I run my program on IVYBridge, I collect the following events. Sometimes flops more than 100%.
X87 PackedD ScalarS PackedS ScalarD 256PackedS 256PackedD Max Time1 Time2 14588.000000 21455680.000000 24.000000 0.000000 66765430.000000 1247.000000 59014271960.000000 422400000000.000000 0.500438 0.500555 111.723512
I use the following formula.
100 * ( (x87+4*256PackedD+4*256PackedD)/Time1 + (2*PackedD+ScalarS+2*PackedS+ScalarD)/Time2 ) / Max
The SIMD floating-point counters on Sandy Bridge and Ivy Bridge are known to overcount.
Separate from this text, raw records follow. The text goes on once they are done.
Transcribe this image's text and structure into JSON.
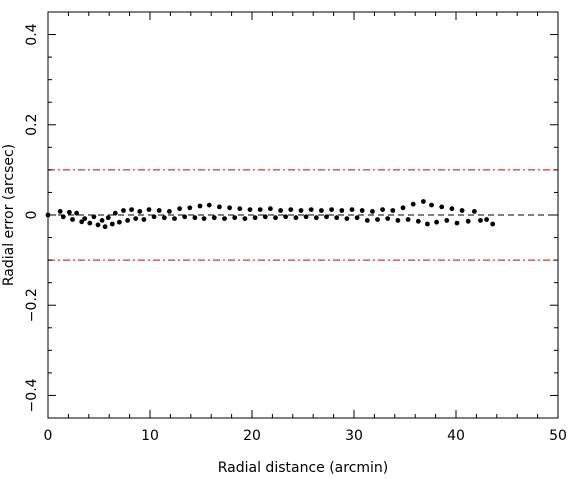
{
  "chart_data": {
    "type": "scatter",
    "title": "",
    "xlabel": "Radial distance (arcmin)",
    "ylabel": "Radial error (arcsec)",
    "xlim": [
      0,
      50
    ],
    "ylim": [
      -0.45,
      0.45
    ],
    "x_ticks": [
      0,
      10,
      20,
      30,
      40,
      50
    ],
    "y_ticks": [
      -0.4,
      -0.2,
      0,
      0.2,
      0.4
    ],
    "x_tick_labels": [
      "0",
      "10",
      "20",
      "30",
      "40",
      "50"
    ],
    "y_tick_labels": [
      "−0.4",
      "−0.2",
      "0",
      "0.2",
      "0.4"
    ],
    "grid": false,
    "reference_lines": [
      {
        "y": 0,
        "style": "dashed",
        "color": "#000000"
      },
      {
        "y": 0.1,
        "style": "dash-dot",
        "color": "#cc0000"
      },
      {
        "y": -0.1,
        "style": "dash-dot",
        "color": "#cc0000"
      }
    ],
    "series": [
      {
        "color": "#000000",
        "points": [
          [
            0.0,
            0.0
          ],
          [
            1.2,
            0.008
          ],
          [
            1.5,
            -0.004
          ],
          [
            2.1,
            0.006
          ],
          [
            2.4,
            -0.01
          ],
          [
            2.8,
            0.004
          ],
          [
            3.3,
            -0.015
          ],
          [
            3.6,
            -0.008
          ],
          [
            4.1,
            -0.018
          ],
          [
            4.5,
            -0.004
          ],
          [
            4.9,
            -0.022
          ],
          [
            5.3,
            -0.012
          ],
          [
            5.6,
            -0.026
          ],
          [
            5.9,
            -0.006
          ],
          [
            6.3,
            -0.02
          ],
          [
            6.6,
            0.004
          ],
          [
            7.0,
            -0.016
          ],
          [
            7.4,
            0.01
          ],
          [
            7.8,
            -0.012
          ],
          [
            8.2,
            0.012
          ],
          [
            8.6,
            -0.008
          ],
          [
            9.0,
            0.008
          ],
          [
            9.4,
            -0.01
          ],
          [
            9.9,
            0.012
          ],
          [
            10.4,
            -0.004
          ],
          [
            10.9,
            0.01
          ],
          [
            11.4,
            -0.006
          ],
          [
            11.9,
            0.008
          ],
          [
            12.4,
            -0.008
          ],
          [
            12.9,
            0.014
          ],
          [
            13.4,
            -0.004
          ],
          [
            13.9,
            0.016
          ],
          [
            14.4,
            -0.006
          ],
          [
            14.9,
            0.02
          ],
          [
            15.3,
            -0.008
          ],
          [
            15.8,
            0.022
          ],
          [
            16.3,
            -0.006
          ],
          [
            16.8,
            0.018
          ],
          [
            17.3,
            -0.008
          ],
          [
            17.8,
            0.016
          ],
          [
            18.3,
            -0.006
          ],
          [
            18.8,
            0.014
          ],
          [
            19.3,
            -0.008
          ],
          [
            19.8,
            0.012
          ],
          [
            20.3,
            -0.006
          ],
          [
            20.8,
            0.012
          ],
          [
            21.3,
            -0.004
          ],
          [
            21.8,
            0.014
          ],
          [
            22.3,
            -0.006
          ],
          [
            22.8,
            0.01
          ],
          [
            23.3,
            -0.004
          ],
          [
            23.8,
            0.012
          ],
          [
            24.3,
            -0.006
          ],
          [
            24.8,
            0.01
          ],
          [
            25.3,
            -0.004
          ],
          [
            25.8,
            0.012
          ],
          [
            26.3,
            -0.006
          ],
          [
            26.8,
            0.01
          ],
          [
            27.3,
            -0.004
          ],
          [
            27.8,
            0.012
          ],
          [
            28.3,
            -0.006
          ],
          [
            28.8,
            0.01
          ],
          [
            29.3,
            -0.008
          ],
          [
            29.8,
            0.012
          ],
          [
            30.3,
            -0.006
          ],
          [
            30.8,
            0.01
          ],
          [
            31.3,
            -0.012
          ],
          [
            31.8,
            0.008
          ],
          [
            32.3,
            -0.01
          ],
          [
            32.8,
            0.012
          ],
          [
            33.3,
            -0.008
          ],
          [
            33.8,
            0.01
          ],
          [
            34.3,
            -0.012
          ],
          [
            34.8,
            0.016
          ],
          [
            35.3,
            -0.01
          ],
          [
            35.8,
            0.024
          ],
          [
            36.3,
            -0.014
          ],
          [
            36.8,
            0.03
          ],
          [
            37.2,
            -0.02
          ],
          [
            37.6,
            0.022
          ],
          [
            38.1,
            -0.016
          ],
          [
            38.6,
            0.018
          ],
          [
            39.1,
            -0.012
          ],
          [
            39.6,
            0.014
          ],
          [
            40.1,
            -0.018
          ],
          [
            40.6,
            0.01
          ],
          [
            41.2,
            -0.014
          ],
          [
            41.8,
            0.008
          ],
          [
            42.4,
            -0.012
          ],
          [
            43.0,
            -0.01
          ],
          [
            43.6,
            -0.02
          ]
        ]
      }
    ]
  }
}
The amount of overcounting depends on how long the FP arithmetic instructions have to wait for their input arguments to be ready.
- For data in L1 cache, the overcounting is very small (~3% on DGEMM).
- For data in L2 cache, the overcounting is somewhat larger -- I seem to recall values in the 10% range.
- For data in memory, the overcounting can be very large. With the STREAM benchmark using all cores, I have seen overcounting ratios of 6x to 10x.
The floating-point counters on Broadwell and Skylake are a new implementation and don't appear to have this problem.